O Irlandês, de Volta à Máfia

O Irlandês, De Volta à Máfia.


O Irlandês, novo filme de Martin Scorsese, produção Netflix (210 min. / 2019), baseado no livro de não ficção de Charles Brandt, "Ouvi dizer que você pinta casas." (2004). No titulo do livro, o modo cifrado de contratar um assassino de aluguel, de cujas vitimas o sangue escorre pela parede.
Filme com sessões em número restrito em poucas salas de cinema, por pouco tempo, destinado à exibição principal pela plataforma de streaming do canal produtor.

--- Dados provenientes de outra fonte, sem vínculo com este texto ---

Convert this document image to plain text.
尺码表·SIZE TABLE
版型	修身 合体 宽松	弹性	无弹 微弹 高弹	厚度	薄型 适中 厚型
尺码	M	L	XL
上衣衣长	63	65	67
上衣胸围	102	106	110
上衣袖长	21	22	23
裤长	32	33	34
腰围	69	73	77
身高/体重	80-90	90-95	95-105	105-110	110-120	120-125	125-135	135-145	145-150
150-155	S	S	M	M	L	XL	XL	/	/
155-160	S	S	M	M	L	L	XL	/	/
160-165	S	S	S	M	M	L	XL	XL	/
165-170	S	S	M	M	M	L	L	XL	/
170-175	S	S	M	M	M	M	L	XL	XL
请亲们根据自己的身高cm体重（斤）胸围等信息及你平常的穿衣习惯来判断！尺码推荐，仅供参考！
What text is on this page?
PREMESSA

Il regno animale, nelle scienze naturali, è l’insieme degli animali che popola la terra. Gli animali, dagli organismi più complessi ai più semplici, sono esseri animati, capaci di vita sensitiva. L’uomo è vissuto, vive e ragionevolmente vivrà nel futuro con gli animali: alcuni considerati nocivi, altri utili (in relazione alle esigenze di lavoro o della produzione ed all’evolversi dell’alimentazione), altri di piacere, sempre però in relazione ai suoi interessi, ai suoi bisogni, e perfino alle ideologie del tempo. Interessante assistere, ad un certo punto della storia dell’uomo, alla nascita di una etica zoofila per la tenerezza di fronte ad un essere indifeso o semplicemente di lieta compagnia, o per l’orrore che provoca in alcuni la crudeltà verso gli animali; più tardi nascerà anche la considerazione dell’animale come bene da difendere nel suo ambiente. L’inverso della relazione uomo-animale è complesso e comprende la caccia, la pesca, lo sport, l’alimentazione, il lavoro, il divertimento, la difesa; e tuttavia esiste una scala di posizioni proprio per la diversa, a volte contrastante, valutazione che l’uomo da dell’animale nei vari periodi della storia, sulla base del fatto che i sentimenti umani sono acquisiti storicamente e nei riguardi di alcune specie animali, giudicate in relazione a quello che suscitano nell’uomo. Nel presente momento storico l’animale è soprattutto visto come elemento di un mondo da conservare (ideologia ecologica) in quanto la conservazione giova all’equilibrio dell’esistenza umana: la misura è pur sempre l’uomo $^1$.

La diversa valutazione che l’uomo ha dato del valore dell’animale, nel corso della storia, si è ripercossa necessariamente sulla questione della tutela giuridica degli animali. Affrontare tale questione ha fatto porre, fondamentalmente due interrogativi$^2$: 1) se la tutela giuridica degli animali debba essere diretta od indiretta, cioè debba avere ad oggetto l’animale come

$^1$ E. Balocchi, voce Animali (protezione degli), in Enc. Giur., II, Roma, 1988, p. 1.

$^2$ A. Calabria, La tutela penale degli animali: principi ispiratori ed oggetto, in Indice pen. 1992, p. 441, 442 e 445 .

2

O encontro entre Pacino e De Niro faz de O Irlandês um filme essencialmente dos dois atores. Em confronto, dois personagens intensos, dramáticos, trágicos e melancólicos, com seus intérpretes em seus diferentes e opostos estilos de representar. O primeiro, no melhor de sua veia cômica, solene e over, o segundo num expressivo tom econômico, num quase minimalismo.
A narração da história em flashbacks pelo protagonista, o já decadente, envelhecido e quase inválido Frank Sheeran, o irlandês (De Niro), veterano da segunda guerra e motorista de caminhão de frigorífico, que se torna um dos principais matadores a servico da máfia, registra um tom confessional e penitente, consumido nas memórias do passado, como a pedir perdão pelos crimes e pecados cometidos, que desfilam durante o filme. Ali, os fundamentos cristãos de Scorsese, em mais uma sequência de sua brilhante filmografia sobre as sagas do poder da máfia, desde Caminhos Perigosos (1973), Os Bons Companheiros (1990), Cassino (1995), Gangs de Nova York (2002), Os Infiltrados (2006), O Lobo de Wall Street (2013).
O irlandês Sheeran, de De Niro, o poderoso Jimmy Hoffa, de Pacino ‐- presidente do mais influente sindicato dos EUA, o dos caminhoneiros ‐- e os chefões da máfia, de Joe Pesci e Harvey Keitel, em solos, duos ou trios, são um espetáculo em sua composição, precioso, instigante, emocionante, lições que definem o ato de representar. Pesci, o mais velho deles, já aposentado, que não aceitou inicialmente o convite para o filme, e foi convencido com a promessa de que não se moveria muito nas cenas, constrói o personagem do chefão Bufalino, protetor do irlandês, que, mesmo coadjuvante, imprime uma força de expressão, presença e carisma arrebatadores.
Com o auxilio luxuoso de makeups de envelhecimento e efeitos de computação para o rejuvenescimento digital, o filme faz uso de tecnologias que não ocupam exibicionismo próprio, mas somam a favor da densa e alternante narrativa, nas diversas linhas do tempo que se cruzam na história narrada. Entre tramas, crimes e trapaças, jantares e automóveis de luxo, acordos, traições, tribunais e julgamentos, também um background histórico e documental entre os Kennedys, Johnson, Nixon, FBI, a Cuba de Castro, e outros dados de realidade, dos anos 50, 60 e 70, no entorno da epopéia do gangsterismo clássico.
No contraponto principal, entre o radiante Hoffa e o depressivo Sheeran, nos limites estreitos entre amizade, irmandade, lealdade, confiança, família e negócio, a força e a fragilidade dos dois, a cada cena, do início ao desfecho, se constróem num painel de violência, poder, ambição, culpa, arrogância, desfaçatez.
No modo operístico em que rege Scorsese, em planos de câmera que insistem em ir e vir, descrever, contemplar, evocar, lá estão eles, no mundo dos homens, mafiosos e gangsters a ajustar contas, italianos, americanos, judeus e irlandeses, duros, brutos, secos, debochados, vaidosos, gananciosos, amorosos, cativantes, canalhas. Onde a história passa, a fantasia passa, a melancolia passa, a dor passa, o tempo passa, a vida passa, o filme passa.
Num tão visitado, já conhecido e surrado tema, importa sempre a nova leitura, o novo modo de narrar. Mais uma vez, em mais um filme de máfia, onde parece refazer o mesmo filme, surpreende, inventa e encanta em suas escolhas narrativas, o mestre, essencial em seu olhar e sua construção cinematográfica, Martin Scorsese.